On pourrait reprocher à Raphaël de faire de trop nombreux emprunts à ses contemporains, mais son art ne résulte pas seulement de l’étude des grands maîtres de son temps et le renouveau des études raphaëlesques atteste la vitalité inépuisable de son art.





Raphaël Raffaello Santi ou Sanzio, dit en fr. Peintre et architecte italien
(Urbino 1483 - Rome 1520).

Sa formation nous est mal connue malgré la biographie que lui a consacrée Giorgio Vasari. Fils du peintre Giovanni Santi, Raphaël fait d'abord son apprentissage dans l'atelier paternel, à Urbino.
En 1503, Raphaël, âgé de vingt ans, peint son premier chef-d'œuvre : le grand Couronnement de la Vierge (pinacothèque du Vatican), pour l'église San Francesco de Pérouse.
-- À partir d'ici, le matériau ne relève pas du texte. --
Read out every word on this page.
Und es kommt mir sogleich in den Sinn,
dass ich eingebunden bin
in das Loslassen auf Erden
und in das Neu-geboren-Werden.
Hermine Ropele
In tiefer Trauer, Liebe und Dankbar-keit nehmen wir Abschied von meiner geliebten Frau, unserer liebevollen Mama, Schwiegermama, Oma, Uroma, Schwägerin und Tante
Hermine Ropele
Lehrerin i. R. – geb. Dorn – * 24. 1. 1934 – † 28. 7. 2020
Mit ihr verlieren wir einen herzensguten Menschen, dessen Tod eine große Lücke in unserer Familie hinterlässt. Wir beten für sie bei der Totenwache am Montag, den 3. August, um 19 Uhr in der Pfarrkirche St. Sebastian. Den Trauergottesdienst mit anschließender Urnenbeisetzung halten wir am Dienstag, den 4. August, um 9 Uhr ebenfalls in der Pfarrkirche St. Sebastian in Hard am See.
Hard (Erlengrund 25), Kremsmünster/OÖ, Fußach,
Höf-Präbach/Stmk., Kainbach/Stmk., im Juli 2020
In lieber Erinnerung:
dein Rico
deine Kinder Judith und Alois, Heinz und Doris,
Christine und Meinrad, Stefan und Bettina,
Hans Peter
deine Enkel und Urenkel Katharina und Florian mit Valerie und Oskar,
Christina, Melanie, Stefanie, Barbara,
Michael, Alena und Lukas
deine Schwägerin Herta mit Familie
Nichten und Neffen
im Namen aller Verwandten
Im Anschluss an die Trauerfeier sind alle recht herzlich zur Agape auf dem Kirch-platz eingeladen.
Le séjour florentin (1504-1508)
En 1504, Raphaël est à Florence, ville dont le climat culturel est autrement stimulant que celui de l'Ombrie grâce à la présence de Michel-Ange et de son rival Léonard de Vinci.
Le tableau majeur de cette époque est sans aucun doute l'ambitieuse Mise au tombeau (1507, Rome, galerie Borghèse), composition dramatique animée d'un mouvement jusque-là inconnu, qui montre la parfaite assimilation des grands maîtres qui inspirent Raphaël.

Le peintre à Rome
Le soutien de l'architecte Bramante conduit le pape Jules II à appeler Raphaël à Rome pour la décoration à fresque de trois chambres (ou stanze) de son appartement au Vatican. Jusqu'à la fin de sa vie, parallèlement à d'autres chantiers et à la peinture de retables et de portraits, le peintre mobilisera tout son talent pour cette réalisation.

Le maître du classicisme
Les années romaines voient aussi l'exécution de dix gigantesques cartons de tapisseries (Londres, Victoria and Albert Museum) illustrant les Actes des Apôtres (tapisseries au Vatican).
On doit aussi à Raphaël de saisissants portraits, d'une grande finesse psychologique.

Avec Raphaël, l'art de la Renaissance voit culminer l'ordre, la mesure, l'heureux accord du dessin et de la couleur. Son influence sera considérable (Rubens, le Caravage, Poussin, entre autres) et alimentera notamment les grands courants picturaux du XVIIe au XIXe siècle.